I regret and apologies that this blog post is late.
The Easter Season runs from Easter Sunday until Pentecost. However, Ascension Day and the days after it have a separate Seasonal Office.
Daily Prayer provides the Easter Anthem as the opening canticle throughout the season, and I have already blogged on this.
Canticle between the Readings :-
This is a selection of verses from the Song of Miriam in Ex 15. The version in the collection is in DCM,
1. I will sing to the LORD, for he ~ has triumphed gloriously:
The horse and rider he has thrown ~ into the surging sea.
2. The LORD is my salvation, he ~ is both my strength, my song:
3. This is my God, our fathers’ God, ~ to him plaudits belong.
This Canticle fits particularly well with the morning Old Testament readings this year since they follow the Exodus and wilderness narrative. This only happens in alternate years. In other years, those readings come in the evening.
It goes really well to the tune Old 68th. It has a similar flavour to that wonderful Psalm. As that tune is already provided for Psalm 68, the collection provides an additional tune, Landas. This is an anonymous Norwegian folk tune in triple time, with a rhythm which initially might demand a little care to catch. It is particularly important to appreciate that the ‘warrior’ in the first line of the middle stanza is two syllables ‘war- yar’, not three. It would be worth trying it to both tunes and seeing which you prefer.
Daily Prayer suggests two alternatives. One is Solomon’s Seal, Song of Solomon 8:6-7 Canticle 23 in CWDP. That canticle is also recommended for weddings. I will not be saying anything about it here since I am proposing to post a separate blog on this remarkable canticle and its setting in the collection sometime fairly soon. The other is Forget Former Things, Isaiah 43.15-6,18-21, CWDP Canticle 32. I have already posted twice on this interesting Canticle and tune, first on November 18th 2015, “Something for the Kingdom Season”, and then in “Oxford Part 2” on November 29th 2015.
The alternative to the Benedictus is Philippian Hymn, Phil 2: 5-11, CWDP Canticle 61. I wrote about that in “The Passion and Holy Week” on March 2nd this year.
Daily Prayer provides the well known hymn, Ye choirs of new Jerusalem. As far as I know, it is invariably sung to the tune St Fulbert. That tune is in this collection for Psalm 96.
Canticle between the Readings:-
This is where we have a problem. Daily Prayer provides as its first recommendation, 1 Pet 3: 1-5, 18-19, 21, Canticle 65 in CWDP, under the title A Song of Faith. So far I have not produced a metrical version of it. I have my doubts as to how feasible it is to render those verses into metre.
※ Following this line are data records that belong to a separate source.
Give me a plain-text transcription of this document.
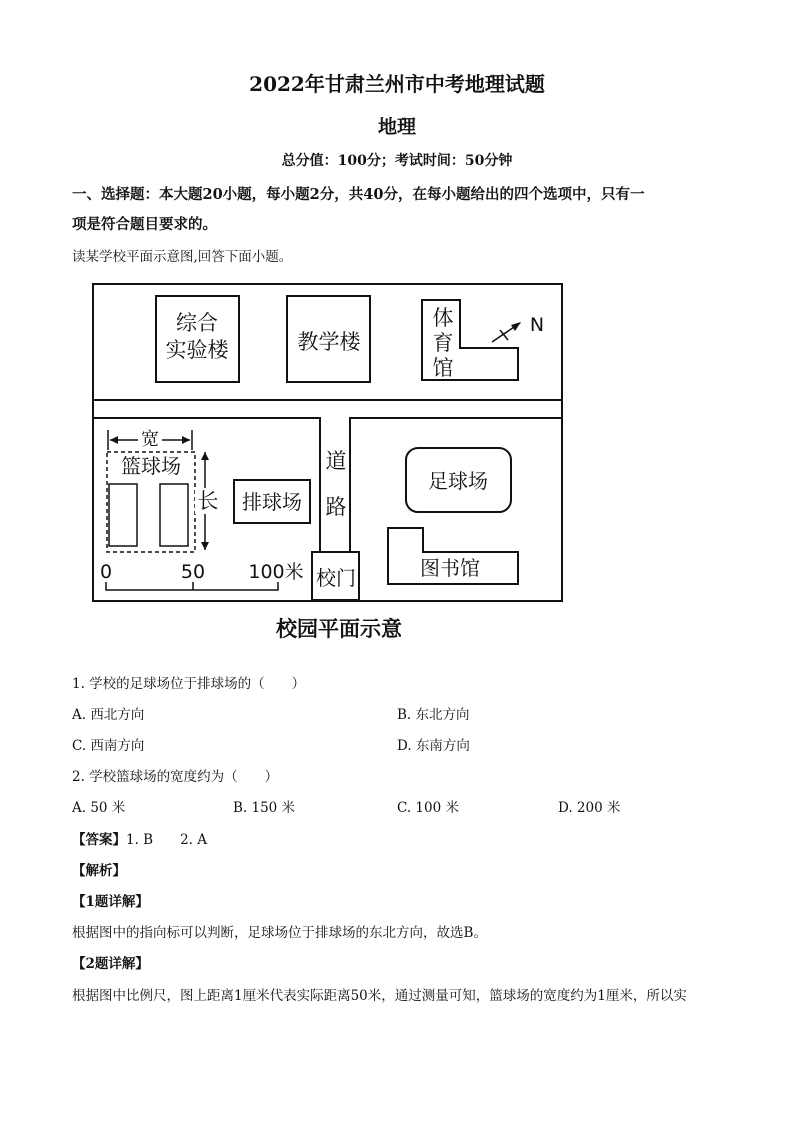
2022年甘肃兰州市中考地理试题
地理
总分值：100分；考试时间：50分钟
一、选择题：本大题20小题，每小题2分，共40分，在每小题给出的四个选项中，只有一
项是符合题目要求的。
读某学校平面示意图,回答下面小题。
综合
实验楼	教学楼
体
育
馆
N
道
路
宽
篮球场
长 排球场
足球场
图书馆
校门
0	50 100米
校园平面示意
1. 学校的足球场位于排球场的（　　）
A. 西北方向	B. 东北方向
C. 西南方向	D. 东南方向
2. 学校篮球场的宽度约为（　　）
A. 50 米	B. 150 米	C. 100 米	D. 200 米
【答案】1. B　　2. A
【解析】
【1题详解】
根据图中的指向标可以判断，足球场位于排球场的东北方向，故选B。
【2题详解】
根据图中比例尺，图上距离1厘米代表实际距离50米，通过测量可知，篮球场的宽度约为1厘米，所以实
Unfortunately, the second option is Eph 1: 3-10, Canticle No 60, called in CWDP A Song of God’s Grace. However inspiring these words may be theologically, I am fairly confident that it is not possible to render them into singable metre at all. I am not even convinced they are singable as chanted prose. The sentences, the way the thoughts are grouped and even the individual words are too long, multisyllabic and complex to make anything of metrically. That is my opinion and my challenge. If you think you can do better, please share what you produce with the rest of us through this blog. If you do, though, it must be on the basis that you make what you write available on the same or no less generous terms of availability for public liturgical use as this collection.
The third option is Rev 21: 2-26; 22: 1, 2b, d, 3b-4, CWDP Canticle 74 under the title A Song of the Heavenly City. That also, I have not yet rendered into metre. Of the three, it is probably the one that has the most potential of making the collection.
The alternative to the Magnificat is Great and Wonderful, Rev 15:3-4. I said at Epiphany that I was working on this, and alas am still doing so.
Night Prayer (Compline)
The psalm is Psalm 104: 1, 21-33. This is a wonderful psalm. The version in the collection is in 10, 10, 11, 11. It has its own tune, Old 104th which has also been used for the hymn Disposer supreme and judge of the earth. It also fits Hanover and Parry’s Laudate Dominum. Hanover will be familiar as the tune for O worship the king, all glorious above. It was, though, probably originally composed for Psalm 149, for which it is provided in this collection. Since at the moment, there are only two tunes in this metre in the collection, Laudate Dominum is not, as yet, in the tunebook. However, as the tune in hymn books for O praise ye the Lord, praise him in the height, it should be readily available.